Data storage is a critical component for computing. In a computing device, there is a storage area in the system to store data for access by the operating system and applications. In a distributed environment, additional data storage may be a separate device that the computing device has access to for regular operations. In an enterprise environment, the stored data in the storage area of the computing device or additional data storage often access one or more offsite storage devices as a part of a global disaster recover strategy to protect the entire organization by having one or more copies of data at offsite locations.
Data protection is the process of safeguarding important information or critical data from corruption and/or loss, including data backup and recovery (e.g., disaster recovery). Storage technologies that can be used to protect data include tape backup, which copies designated information to a tape cartridge device so it can be safely stored and mirroring, which creates an exact replica of a website or files so they are available from more than one place.

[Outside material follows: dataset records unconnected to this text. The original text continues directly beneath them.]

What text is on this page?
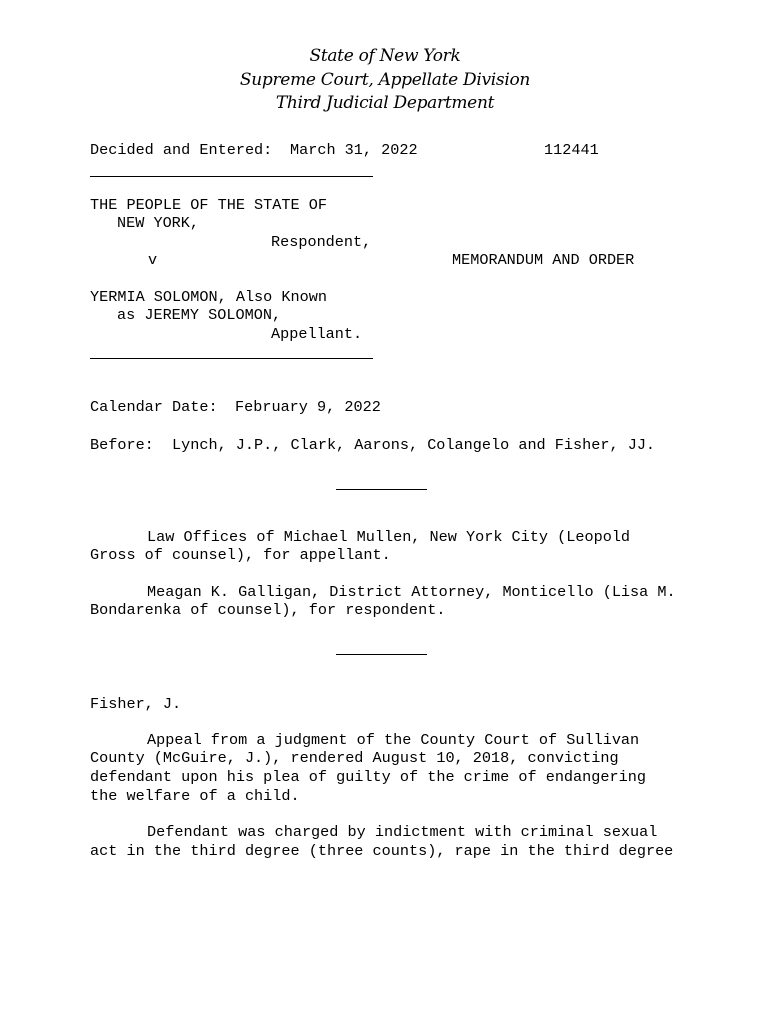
State of New York
Supreme Court, Appellate Division
Third Judicial Department
Decided and Entered: March 31, 2022	112441
THE PEOPLE OF THE STATE OF
NEW YORK,
Respondent,
v	MEMORANDUM AND ORDER
YERMIA SOLOMON, Also Known
as JEREMY SOLOMON,
Appellant.
Calendar Date: February 9, 2022
Before: Lynch, J.P., Clark, Aarons, Colangelo and Fisher, JJ.
Law Offices of Michael Mullen, New York City (Leopold
Gross of counsel), for appellant.
Meagan K. Galligan, District Attorney, Monticello (Lisa M.
Bondarenka of counsel), for respondent.
Fisher, J.
Appeal from a judgment of the County Court of Sullivan
County (McGuire, J.), rendered August 10, 2018, convicting
defendant upon his plea of guilty of the crime of endangering
the welfare of a child.
Defendant was charged by indictment with criminal sexual
act in the third degree (three counts), rape in the third degree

Storage snapshots can automatically generate a set of pointers to information stored on tape or disk, allowing for faster data recovery, while continuous data protection backs up all the data in an enterprise whenever a change is made.
Current approaches to data protection rely on a data protection application be in control of all data protection actions. Using this approach, data protection is limited to the throughput and availability of a single controlling data protection application. Determination of data protection is also limited to the success or failure of data protection operations as they occur, as opposed to an expectation of what the protection of data should look like over time.
Such data protection rely upon data protection applications to be configured in precise detail relative to actions and not their outcomes. Success and failure is measured in the present—did an action, like a backup, work or not. Using the status of an action performed in the past cannot guarantee that a particular level of data protection is in place beyond the time the action was performed. And the behavior of an action cannot precisely determine the objective attempting to be met.